Little Known Facts about the South During the War of 1861
by Jim Jester
Soldiers of all nationalities and ancestry served in the Confederate Army (Most notable: Native Americans, Africans, and Mexicans). Blacks were not actively recruited until near the end of the war but were used in support roles. They were not necessarily segregated in the Confederate Army as they were in the Northern Army. The last Confederate general to surrender (two months after Appomattox), was Stand Watie, Cherokee commander of the Indian regiments in the West. Alexis de Tocqueville, a Frenchman who visited the U.S., observed that racism was far more prevalent in free states than in slave states.
Lincoln believed in an American apartheid and had a colonization plan.

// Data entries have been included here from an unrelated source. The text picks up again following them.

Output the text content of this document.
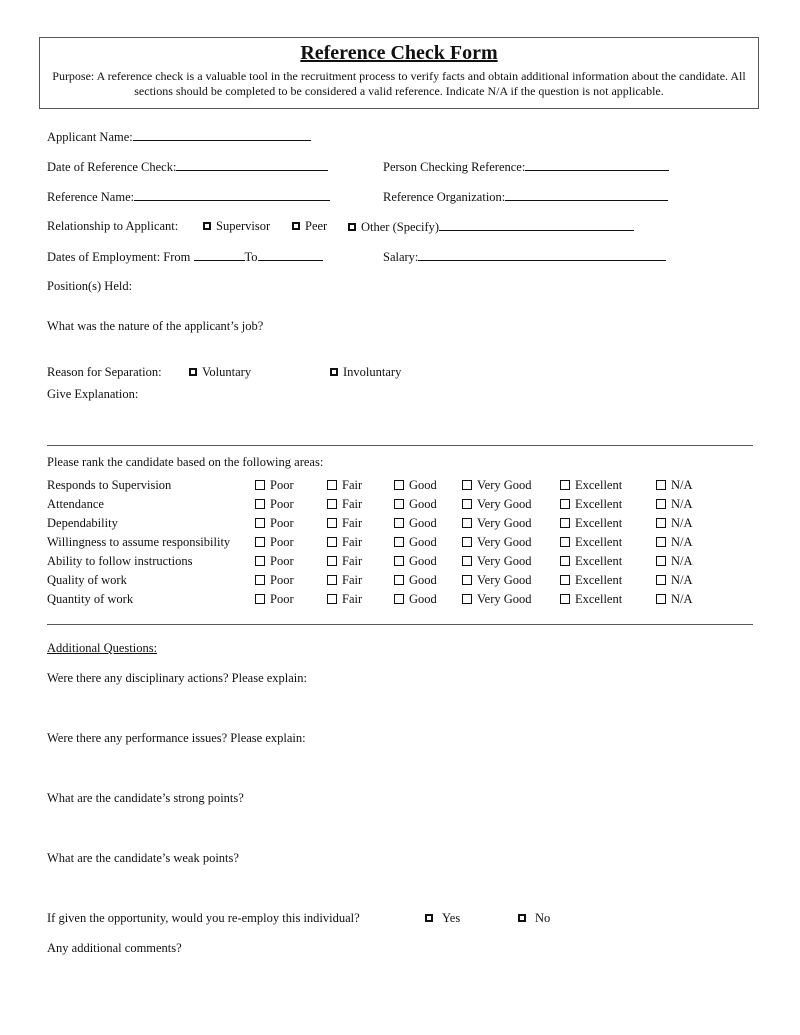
Reference Check Form
Purpose: A reference check is a valuable tool in the recruitment process to verify facts and obtain additional information about the candidate. All sections should be completed to be considered a valid reference. Indicate N/A if the question is not applicable.
Applicant Name:
Date of Reference Check:	Person Checking Reference:
Reference Name:	Reference Organization:
Relationship to Applicant:	Supervisor	Peer	Other (Specify)
Dates of Employment: From	To	Salary:
Position(s) Held:
What was the nature of the applicant’s job?
Reason for Separation:	Voluntary	Involuntary
Give Explanation:
Please rank the candidate based on the following areas:
Responds to Supervision	Poor	Fair	Good	Very Good	Excellent	N/A
Attendance	Poor	Fair	Good	Very Good	Excellent	N/A
Dependability	Poor	Fair	Good	Very Good	Excellent	N/A
Willingness to assume responsibility	Poor	Fair	Good	Very Good	Excellent	N/A
Ability to follow instructions	Poor	Fair	Good	Very Good	Excellent	N/A
Quality of work	Poor	Fair	Good	Very Good	Excellent	N/A
Quantity of work	Poor	Fair	Good	Very Good	Excellent	N/A
Additional Questions:
Were there any disciplinary actions? Please explain:
Were there any performance issues? Please explain:
What are the candidate’s strong points?
What are the candidate’s weak points?
If given the opportunity, would you re-employ this individual?	Yes	No
Any additional comments?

Under pressure from radical abolitionists, the District of Columbia Emancipation Act, 16 April 1862, finally ended slavery in Washington, D.C. In it, the president included a colonization clause calling for the immediate deportation of all Negroes out of the city upon their liberation. Educated blacks were understandably furious. Black teacher and former servant Booker T. Washington summed up the feelings of most African-Americans toward Lincoln’s colonization plan this way: “I was born in the South. I have lived and labored in the South. I wish to be buried in the South.”

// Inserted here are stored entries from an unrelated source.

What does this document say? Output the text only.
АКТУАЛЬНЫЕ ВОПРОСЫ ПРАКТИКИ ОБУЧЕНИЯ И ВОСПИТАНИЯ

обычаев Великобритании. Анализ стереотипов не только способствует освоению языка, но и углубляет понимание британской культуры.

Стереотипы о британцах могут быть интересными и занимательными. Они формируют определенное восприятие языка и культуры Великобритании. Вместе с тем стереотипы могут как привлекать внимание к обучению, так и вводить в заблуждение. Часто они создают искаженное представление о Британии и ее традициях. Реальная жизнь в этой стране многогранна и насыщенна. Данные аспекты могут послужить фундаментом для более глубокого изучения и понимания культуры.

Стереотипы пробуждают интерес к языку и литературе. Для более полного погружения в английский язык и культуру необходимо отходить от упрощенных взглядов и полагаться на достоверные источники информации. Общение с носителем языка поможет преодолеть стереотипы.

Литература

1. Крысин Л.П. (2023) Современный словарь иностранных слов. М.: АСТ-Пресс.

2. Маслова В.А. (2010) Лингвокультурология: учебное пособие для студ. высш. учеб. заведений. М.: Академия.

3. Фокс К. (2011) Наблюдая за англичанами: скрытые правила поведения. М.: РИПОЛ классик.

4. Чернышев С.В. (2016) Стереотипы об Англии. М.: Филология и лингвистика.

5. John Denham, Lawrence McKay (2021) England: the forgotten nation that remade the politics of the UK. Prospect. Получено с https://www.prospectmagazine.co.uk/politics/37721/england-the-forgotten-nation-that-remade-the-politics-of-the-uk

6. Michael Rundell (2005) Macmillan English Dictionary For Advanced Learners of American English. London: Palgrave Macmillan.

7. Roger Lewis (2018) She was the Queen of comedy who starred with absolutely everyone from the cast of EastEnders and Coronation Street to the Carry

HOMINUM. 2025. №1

Presidents Lincoln and Davis knew that slavery was about to fade away naturally. This proves that the war was not over slavery alone. Lincoln said, “The whole country looked forward to the ultimate extinction of the institution.” And Davis, in a letter to his wife in 1861, “In any case, our slave property will eventually be lost.” Many Northern historians considered Davis a fanatical racist, but he was no more racist than any other American was in the 19th century. While Lincoln was blocking emancipation, black enlistment, black civil rights, and working on his colonization plan to deport all blacks out of the U.S., Davis was busy trying to figure out a way to end Southern slavery, enlist blacks, initiate black civil rights, and incorporate blacks into mainstream society. During the war, the Davis family adopted a black boy and raised him as their own. Davis also appointed a black man as the Confederacy’s first marshal. Lincoln never appointed a black man to any position, and he would have never adopted a black child.